Arkia contraint d’annuler tous ses vols au départ d’Aqaba
Ces annulations sont dues à un "changement de politique jordanien de dernière minute" ; des centaines de personnes se retrouvent bloquées
Sharon Wrobel est journaliste spécialisée dans les technologies pour le Times of Israel.

La compagnie aérienne israélienne Arkia Israeli Airlines a été contrainte d’annuler jusqu’à nouvel ordre toutes ses opérations au départ de l’aéroport d’Aqaba Airport, en Jordanie, après un changement soudain de politique des autorités locales, laissant des centaines de voyageurs israéliens contraints de modifier leurs plans ou de rentrer chez eux.

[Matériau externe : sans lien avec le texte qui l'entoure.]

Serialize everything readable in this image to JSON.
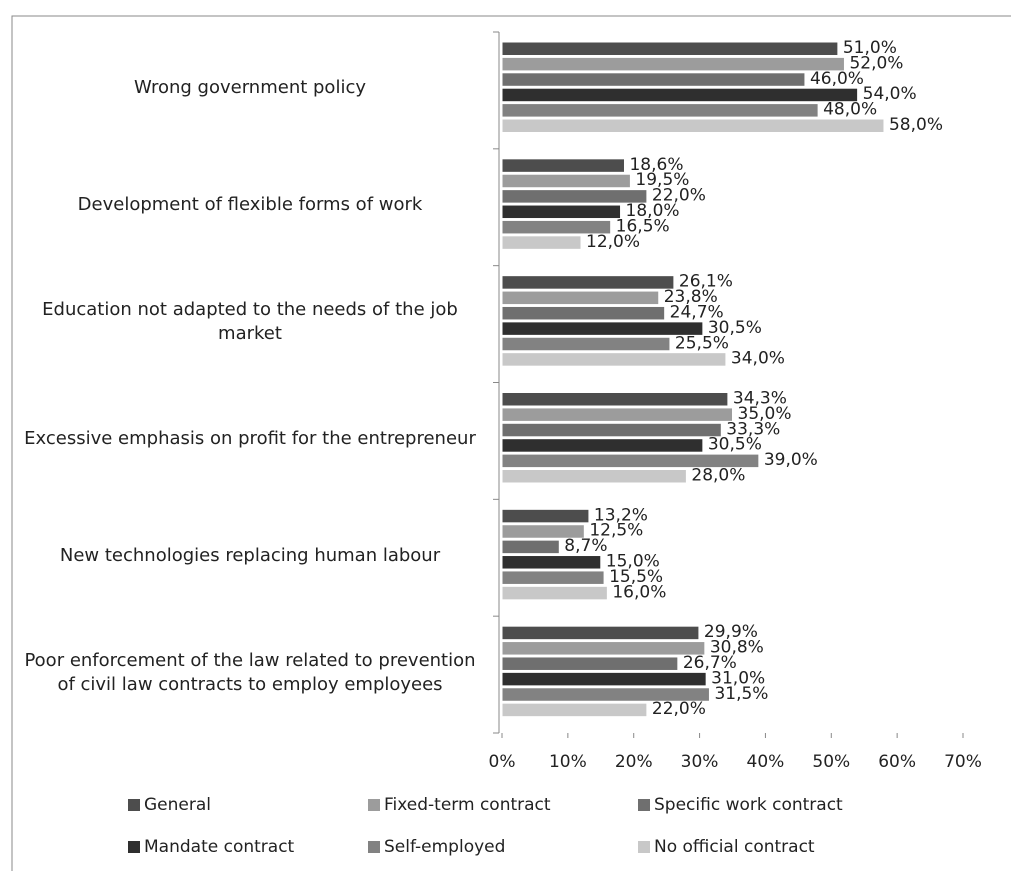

Selon Arkia, les autorités jordaniennes ont décidé de manière inattendue de ne pas approuver certains vols au départ de cet aéroport, que la compagnie opère en affrétant des avions européens. Cette décision soudaine a laissé dimanche des centaines de passagers, qui devaient quitter Aqaba à destination de Bangkok ou de plusieurs villes européennes, bloqués sur place.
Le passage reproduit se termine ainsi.